Pocas horas después de las elecciones municipales y autonómicas de 1991, Adolfo Suárez dimitió como presidente del Centro Democrático y Social, el partido que había fundado en julio de 1982. Aunque en franco declive, el CDS había obtenido más de 730.000 votos. Suárez se largó (dando así por concluida, definitivamente, su carrera política) porque se hartó de las luchas intestinas en la organización, que le recordaban, como una pesadilla de la que no podía liberarse, las guerras civiles que arrasaron la UCD hasta reducirla a cenizas. Y sin embargo algunos de sus compañeros en su aventura final señalaron que, en realidad, Suárez tiró la toalla porque descubrió que el CDS solo podía aspirar a ser una fuerza política bisagra, o lo que es lo mismo, que sus posibilidades de regresar a la Presidencia del Gobierno eran aproximadamente nulas. Y él había inventado el CDS (con el apoyo de su amigo Agustín Rodríguez Sahagún) casi como coartada para regresar al poder.

Al cabo de más de veinte años surgió un nuevo partido bisagra. Ciudadanos saltaba desde su feudo catalán a las Cortes liderado por Albert Rivera. Si uno se remonta a sus primeros documentos congresuales encontrará en el primigenio Ciudadanos una advocación a un centrismo más o menos progresista, al moderantismo liberal como estilo, al consenso como método, a la aspiración europeísta y al antinacionalismo como rasgo de identidad particularmente acentuado. La tarea que se ponía a sí mismo Ciudadanos era "neutralizar el papel de los nacionalistas -leáse CiU- en la gobernabilidad de España" y superar los bloques de izquierda y de derechas que imposibilitaban "grandes acuerdos de Estado". Era muy difícil mejorar el autorretrato de un partido bisagra. Pero la crisis del bipartidismo español y, más concretamente, el semihundimiento del Partido Popular, infestado por la gusanera de la corrupción, transformó sustancialmente la visión estratégica de Rivera. ¿Por qué resignarse al eterno y subsidiario papel de socio minoritario de opciones mayores? Para Rivera y los suyos el bisagrismo era la condena a una servidumbre interminable, a una modesta y molesta funcionalidad. Venderían al respetable, por lo tanto, sus imposiciones al Gobierno de Mariano Rajoy, y le quitarían el apoyo cuando mejor pintaran las encuestas el sorprasso. La moción de censura de Pedro Sánchez estropeó las previsiones de Rivera, que no ha conseguido superar al PP ni en las elecciones generales ni en los municipales.
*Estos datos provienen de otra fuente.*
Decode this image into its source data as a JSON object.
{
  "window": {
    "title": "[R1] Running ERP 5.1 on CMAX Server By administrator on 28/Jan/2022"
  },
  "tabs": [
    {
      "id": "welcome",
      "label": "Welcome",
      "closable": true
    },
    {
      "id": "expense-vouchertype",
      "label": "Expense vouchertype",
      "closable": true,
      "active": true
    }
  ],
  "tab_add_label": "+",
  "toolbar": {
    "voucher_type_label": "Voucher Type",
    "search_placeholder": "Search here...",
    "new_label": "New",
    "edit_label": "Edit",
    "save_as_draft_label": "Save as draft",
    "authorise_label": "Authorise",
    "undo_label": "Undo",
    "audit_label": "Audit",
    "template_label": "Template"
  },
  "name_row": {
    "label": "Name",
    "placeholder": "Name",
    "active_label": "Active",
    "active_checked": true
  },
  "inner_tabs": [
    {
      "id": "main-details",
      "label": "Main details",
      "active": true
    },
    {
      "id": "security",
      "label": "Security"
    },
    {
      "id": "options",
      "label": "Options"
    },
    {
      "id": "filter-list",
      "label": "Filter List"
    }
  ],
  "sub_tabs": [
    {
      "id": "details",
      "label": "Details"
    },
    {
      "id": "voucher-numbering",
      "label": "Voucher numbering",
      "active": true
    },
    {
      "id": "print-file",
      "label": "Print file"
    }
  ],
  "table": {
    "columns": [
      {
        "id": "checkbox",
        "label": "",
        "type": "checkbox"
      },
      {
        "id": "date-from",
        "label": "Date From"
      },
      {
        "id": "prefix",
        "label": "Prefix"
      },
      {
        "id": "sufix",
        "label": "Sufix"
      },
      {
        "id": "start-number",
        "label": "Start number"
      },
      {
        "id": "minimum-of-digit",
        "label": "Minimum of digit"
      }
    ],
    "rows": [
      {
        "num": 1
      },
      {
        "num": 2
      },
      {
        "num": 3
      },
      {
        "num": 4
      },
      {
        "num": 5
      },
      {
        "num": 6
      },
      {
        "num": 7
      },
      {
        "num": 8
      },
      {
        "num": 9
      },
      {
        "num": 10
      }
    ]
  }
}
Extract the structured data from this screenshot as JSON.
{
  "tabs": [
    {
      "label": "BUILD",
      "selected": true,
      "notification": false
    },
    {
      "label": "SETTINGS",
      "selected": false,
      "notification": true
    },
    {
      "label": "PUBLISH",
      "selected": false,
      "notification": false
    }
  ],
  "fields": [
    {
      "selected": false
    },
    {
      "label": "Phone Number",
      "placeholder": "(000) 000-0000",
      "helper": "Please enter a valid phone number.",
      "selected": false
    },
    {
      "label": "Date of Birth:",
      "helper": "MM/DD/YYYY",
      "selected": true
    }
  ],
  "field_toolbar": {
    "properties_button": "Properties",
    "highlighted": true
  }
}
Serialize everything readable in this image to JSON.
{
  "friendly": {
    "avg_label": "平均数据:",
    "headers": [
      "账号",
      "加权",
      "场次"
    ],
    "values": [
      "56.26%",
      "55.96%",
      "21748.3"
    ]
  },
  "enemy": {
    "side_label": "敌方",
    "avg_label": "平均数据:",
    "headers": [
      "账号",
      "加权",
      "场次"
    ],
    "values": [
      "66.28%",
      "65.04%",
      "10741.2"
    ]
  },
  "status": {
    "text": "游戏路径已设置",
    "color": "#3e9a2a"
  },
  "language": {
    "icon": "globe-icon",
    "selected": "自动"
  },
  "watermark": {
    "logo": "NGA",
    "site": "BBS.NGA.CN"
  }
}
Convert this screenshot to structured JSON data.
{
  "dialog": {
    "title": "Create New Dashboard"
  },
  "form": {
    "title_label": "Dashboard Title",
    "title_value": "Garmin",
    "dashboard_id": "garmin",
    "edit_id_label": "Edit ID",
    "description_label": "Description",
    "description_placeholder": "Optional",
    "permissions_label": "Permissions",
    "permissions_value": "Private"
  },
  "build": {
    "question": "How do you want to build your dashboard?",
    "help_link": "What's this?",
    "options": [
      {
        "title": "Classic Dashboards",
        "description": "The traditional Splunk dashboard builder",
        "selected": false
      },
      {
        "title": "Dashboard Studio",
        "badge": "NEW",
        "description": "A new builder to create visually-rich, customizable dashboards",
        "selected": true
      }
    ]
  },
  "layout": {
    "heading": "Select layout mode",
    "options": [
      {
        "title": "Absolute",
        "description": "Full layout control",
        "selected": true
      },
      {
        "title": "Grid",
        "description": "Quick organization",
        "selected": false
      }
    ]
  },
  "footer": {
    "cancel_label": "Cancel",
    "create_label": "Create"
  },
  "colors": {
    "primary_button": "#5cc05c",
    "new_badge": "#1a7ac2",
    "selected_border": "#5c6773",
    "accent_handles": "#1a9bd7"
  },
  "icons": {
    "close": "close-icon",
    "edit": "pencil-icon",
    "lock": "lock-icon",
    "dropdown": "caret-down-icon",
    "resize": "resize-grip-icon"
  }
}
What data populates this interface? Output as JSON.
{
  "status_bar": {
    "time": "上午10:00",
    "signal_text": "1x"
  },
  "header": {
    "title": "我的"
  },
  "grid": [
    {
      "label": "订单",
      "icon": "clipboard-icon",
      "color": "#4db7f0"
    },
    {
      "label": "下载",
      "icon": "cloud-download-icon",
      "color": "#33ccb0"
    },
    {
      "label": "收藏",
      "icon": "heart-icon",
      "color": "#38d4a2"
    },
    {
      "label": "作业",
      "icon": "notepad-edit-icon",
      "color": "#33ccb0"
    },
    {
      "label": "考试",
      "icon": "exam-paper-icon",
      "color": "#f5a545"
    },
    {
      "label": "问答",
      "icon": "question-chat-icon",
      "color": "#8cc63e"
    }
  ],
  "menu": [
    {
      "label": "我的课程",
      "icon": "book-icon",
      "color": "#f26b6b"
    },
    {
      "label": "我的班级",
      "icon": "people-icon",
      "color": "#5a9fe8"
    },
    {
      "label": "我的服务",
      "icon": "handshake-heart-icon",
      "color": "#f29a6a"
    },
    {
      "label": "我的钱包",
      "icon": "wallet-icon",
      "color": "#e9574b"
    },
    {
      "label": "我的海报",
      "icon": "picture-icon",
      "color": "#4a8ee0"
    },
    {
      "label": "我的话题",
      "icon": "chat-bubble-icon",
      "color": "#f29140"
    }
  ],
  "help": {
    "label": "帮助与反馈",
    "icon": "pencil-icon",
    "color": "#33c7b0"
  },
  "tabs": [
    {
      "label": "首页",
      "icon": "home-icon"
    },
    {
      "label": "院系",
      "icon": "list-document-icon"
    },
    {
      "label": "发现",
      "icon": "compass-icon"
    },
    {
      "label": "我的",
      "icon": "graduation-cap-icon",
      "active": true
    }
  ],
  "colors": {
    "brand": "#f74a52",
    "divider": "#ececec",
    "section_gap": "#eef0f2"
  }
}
El PSOE y el PP son grandes maquinarias políticas y electorales con una extensa y densa capilaridad territorial. La competencia que han debido sufrir por parte de Podemos y Ciudadanos ha demostrado no su debilidad, sino su capacidad de resistencia y recuperación. Al ecosistema político español le vendría muy bien un partido bisagra capaz de pactar con la izquierda y con la derecha, con nacionalismos y regionalismos. Pero a Rivera, como le ocurrió a Suárez, no le interesa la política. Le interesa el poder, que no es exactamente lo mismo, aunque sea igual. También Ciudadanos se la juega en los próximos años, entre el casi todo y la casi nada, entre el poder y la influencia, entre el liderazgo personalista y un proyecto a largo plazo para las clases medias españolas.